Kawakawa's Hundertwasser toilets could soon join the ranks of New Zealand’s most significant buildings as a Category 1 Historic Place.
A public toilet block in small-town Northland could soon join Christchurch Cathedral, the War Memorial Museum in Auckland and Dunedin’s Lanarch Castle on a register of the nation’s most historically significant buildings.
Heritage New Zealand Pouhere Taonga has proposed declaring Kawakawa’s famous Hundertwasser toilets a Category 1 Historic Place — the highest status and protection available for a historic building in Aotearoa.
Research by the organisation’s Northland manager, Bill Edwards, has found the mastermind behind the colourful conveniences, Friedensreich Hundertwasser, was an internationally renowned artist and architect with buildings around the globe, including in Europe, North America, Japan and New Zealand.
However, the Hundertwasser toilet block was the only public building in New Zealand he had direct involvement with during his lifetime, which made it unique. The artist’s other New Zealand buildings were built after his death.
Edwards’ findings that the toilets have national — and international — significance will surprise exactly no one in Kawakawa.
Kawakawa arts advocate Lau’rell Pratt said the Kawakawa Hundertwasser Memorial Park Trust and the Hundertwasser toilet kaitiaki [guardians] had lobbied long and hard for better protection and preservation of the iconic loos.
“It’s well deserved. Everyone locally knows how amazing they are. We love showing the creative side of our town and not being defined by what other people think of us, and that includes our toilets,” Pratt said.
Edwards said the toilet block was built in 1969 as a utilitarian, concrete-block structure with little artistic merit.
The idea of transforming it into an object of beauty in harmony with nature, while contributing to the community in which he lived, appealed to Hundertwasser.
The revamped toilets were completed in 1999, with Austrian-born Hundertwasser, who spent much of the latter part of his life in nearby Kaurinui Valley, overseeing the work and enlisting the help of community members and students from Bay of Islands College.
The building made use of recycled materials such as old bottles and bricks, brightly coloured glazed tiles, a roof garden and few straight lines.
Edwards described the toilets, which have a reported 1 million visits per year, as “quirky, colourful, undulating and playful”.

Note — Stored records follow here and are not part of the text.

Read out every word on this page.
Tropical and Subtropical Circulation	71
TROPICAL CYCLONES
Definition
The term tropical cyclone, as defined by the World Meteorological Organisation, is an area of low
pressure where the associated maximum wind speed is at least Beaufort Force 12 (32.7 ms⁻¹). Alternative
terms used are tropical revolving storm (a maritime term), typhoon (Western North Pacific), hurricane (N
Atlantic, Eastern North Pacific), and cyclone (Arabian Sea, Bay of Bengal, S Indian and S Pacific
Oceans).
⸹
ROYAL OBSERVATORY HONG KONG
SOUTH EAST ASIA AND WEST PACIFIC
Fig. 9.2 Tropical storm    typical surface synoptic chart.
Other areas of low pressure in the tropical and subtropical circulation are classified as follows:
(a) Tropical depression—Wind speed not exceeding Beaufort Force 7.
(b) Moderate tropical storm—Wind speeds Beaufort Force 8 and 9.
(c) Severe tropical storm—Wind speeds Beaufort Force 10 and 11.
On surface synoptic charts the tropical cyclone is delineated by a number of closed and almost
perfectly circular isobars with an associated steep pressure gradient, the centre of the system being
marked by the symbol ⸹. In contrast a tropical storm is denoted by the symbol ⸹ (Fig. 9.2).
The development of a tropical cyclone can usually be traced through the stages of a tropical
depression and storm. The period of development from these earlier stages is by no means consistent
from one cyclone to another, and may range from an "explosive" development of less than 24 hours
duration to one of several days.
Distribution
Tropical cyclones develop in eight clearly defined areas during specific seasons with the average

“The economic and social impact of the building has greatly contributed to the wealth of the community, not only in dollars, but to an artistic vision that is apparent when you look at other buildings in the town,” he said.
His toilets are credited with helping to turn around the fortunes of the once-depressed town and making it a must-see on Northland’s tourist trail.
Other buildings followed after Hundertwasser’s death in 2000, some designed by him (such as Whangārei’s Hundertwasser Arts Centre) and others inspired by his philosophy and aesthetic (such as Kawakawa’s Te Hononga library and civic hub).
As part of the statutory process around listing heritage buildings, Northlanders are invited to write submissions supporting or opposing the proposal.
They may also raise issues they believe need to be considered or suggest changes to the report. Submissions close on May 16.
■ Go to www.heritage.org.nz/places/nominate-and-submit#hundertwasserpublictoilets to read the report or make a submission. Other public toilets on the Heritage List include the “Taj Mahal” public toilets in central Wellington, the Edwardian bus shelter and toilets next to Auckland’s Grafton Bridge and the World War I memorial women’s restroom in Napier.